Todo comenzó a través de una llamada telefónica. Del otro lado del auricular sentí la fuerza de una recta de 90 millas sobre mi oído derecho: «¿Quieres ser la corresponsal de Juventud Rebelde?», soltó el interlocutor con solemnidad. Necesité unos segundos para reaccionar al lanzamiento. Debo haber tomado un sorbo de aire para reponerme mientras escuché otro fragmento de sus argumentos: «Creemos que sí puedes y así lo comunicamos a la dirección del periódico», insistió aquella voz con demasiada seguridad con respecto al tema. El resto de las explicaciones quedaron en el vacío o mi memoria se empeñó en borrarlas.
Lo cierto es que así comenzó esta historia, mi historia con estas páginas hace 12 años. Se escriben rápido, pero ha sido el espacio que en mayor período de tiempo he encontrado más saberes.
Y lo califico así porque cuando ocurrió la llamada de marras ya tenía cinco años de andar por los discursos radiales. Aún sigo por estos rumbos. Entonces, incluso hoy, soy una verdadera pichona enamorada de cuánto sonido me encuentro en el día a día. Por eso, solo la idea de enfrentarme al corpus de las letras impresas —distante para mí— me ponía los pelos de punta. Mucho más, pensé, si como valor noticia tenía que era un medio nacional, y qué decir si era el periódico que por mucho tiempo me había arrancado más de una lectura.
Realmente, ese sí fue mi verdadero primer encuentro con Juventud Rebelde. Desde la época del preuniversitario, cuando ser periodista era una utopía, me sumergía cada vez que me llegaba un periódico a las manos, en Pregunte sin pena, las lecturas dominicales bajo la firma de Ciro Bianchi, Acuse de Recibo o los extensos textos —luego aprendí que eran reportajes—, donde con desenfado mostraban un tema de mi interés.

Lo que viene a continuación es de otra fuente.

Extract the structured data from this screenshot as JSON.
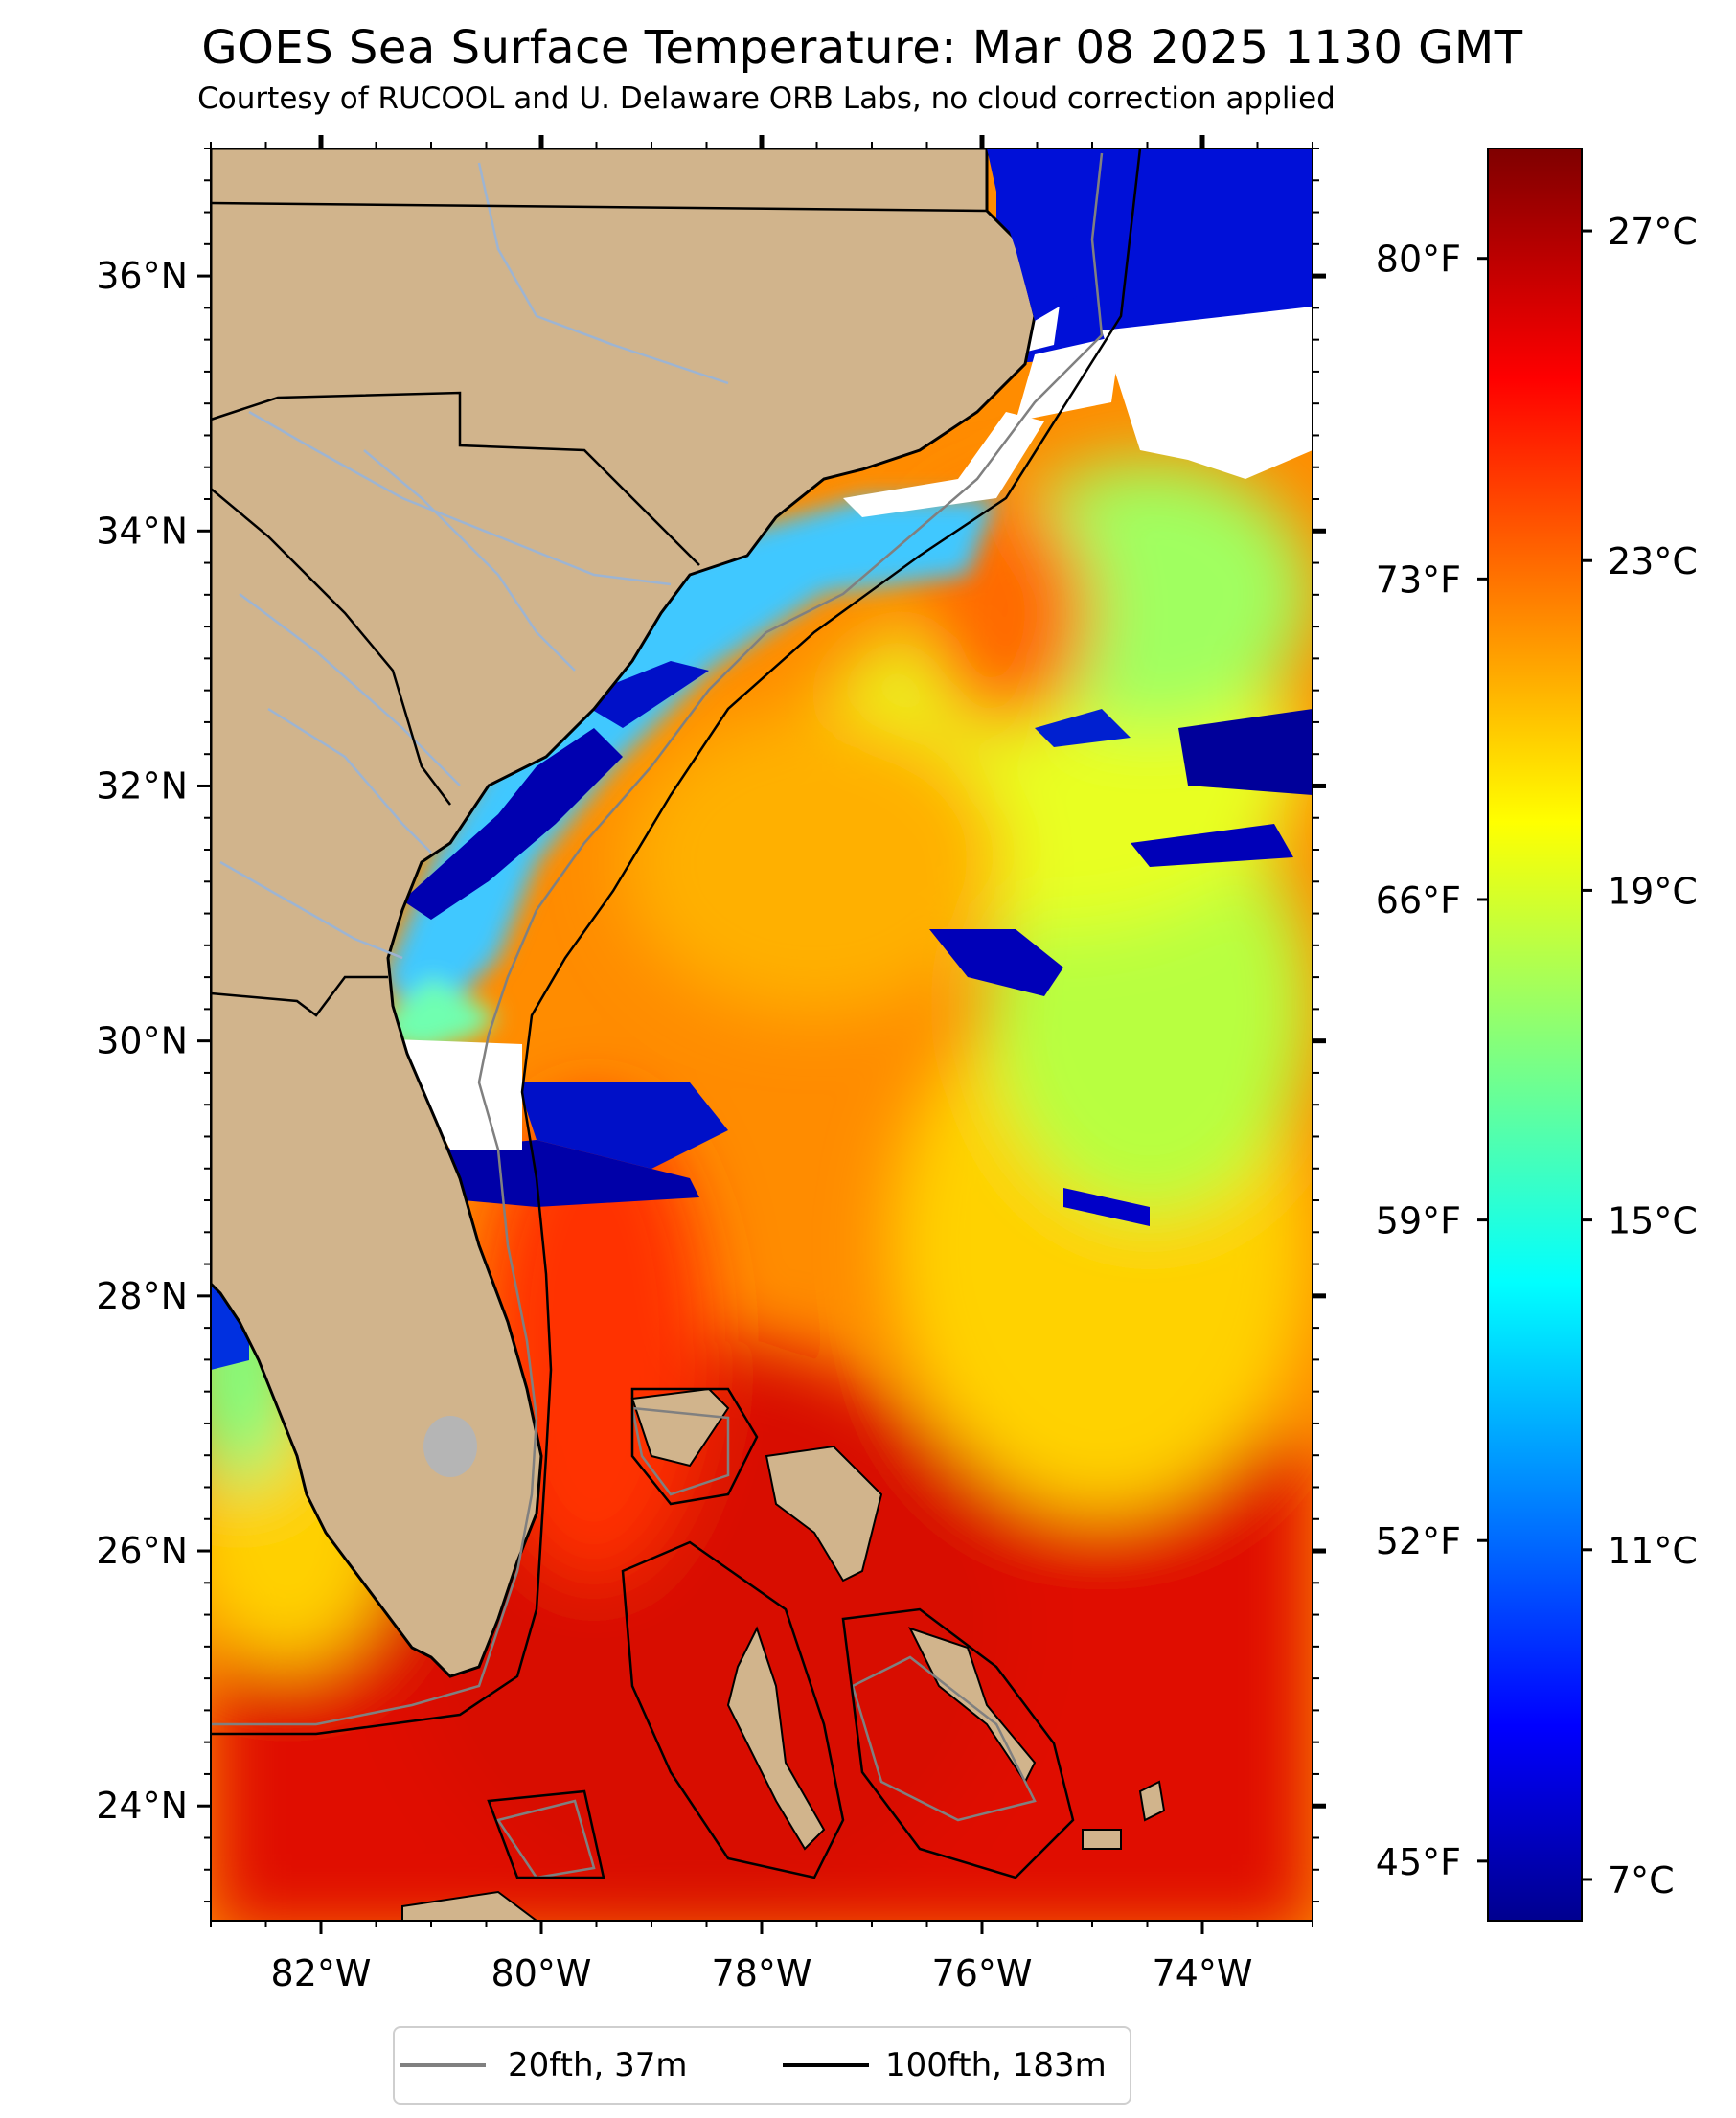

De sobra está contar que esas demasiadas razones me obligaron a entrar por su puerta con más miedos e incertidumbres que con la seguridad y firmeza que exigía el momento.
Después de la presentación y bienvenida oficiales al equipo de corresponsales —también por teléfono porque no eran tiempos de WhatsApp ni de conexiones a internet en abundancia— llegó la prueba de fuego: la primera cobertura. Una visita de Eusebio Leal Spengler a la cuarta villa de Cuba, próxima a cumplir entonces sus 500 años precisó convertirse en titular. Un verdadero reto que aún hoy sigue latente en cada duelo con el word en blanco: vestir un tema local con traje nacional.
Desde entonces hasta este minuto le han seguido otras muchas informaciones, entrevistas, géneros de opinión y reportajes. Han sido hijos de la espontaneidad o de sucesos que han obligado a redoblar esfuerzos: las celebraciones de los cumpleaños de las añejas urbes de Sancti Spíritus y Trinidad, cuando intensas precipitaciones han amenazado con «ahogar» el territorio, las dos sedes nacionales de la provincia por la efeméride del 26 de Julio, las visitas de la máxima dirección del país… En fin, darle voz y colores a un fragmento de tierra, donde las noticias no florecen con mucha espontaneidad, y menos cuando deben «competir» con lo sucedido en el resto de la nación.
Desafíos aparte, Juventud Rebelde me ha regalado también el goce de contar con una familia extendida por toda la geografía de este archipiélago. Su equipo de corresponsales ha sabido ubicar estas páginas en lo más alto del podio del periodismo cubano. Leerlos siempre es una fiesta. Saberlos bien, a pesar de las rudezas del contexto, da sosiego.
Con ellos, con aquella llamada y la posibilidad de escribir de casi todo en estas páginas estaré siempre en deuda. Juventud Rebelde es mucho más que el diario de la juventud cubana hoy con seis décadas de vida y, mañana, con muchos más. Funge en mi hoja de ruta como el puerto seguro, donde, a pesar de contratiempos lógicos y múltiples mediaciones, debo volver para el oportuno encuentro con lectores exigentes o fugaces, y también para encontrarme cuando los sonidos radiales no alcanzan al diálogo.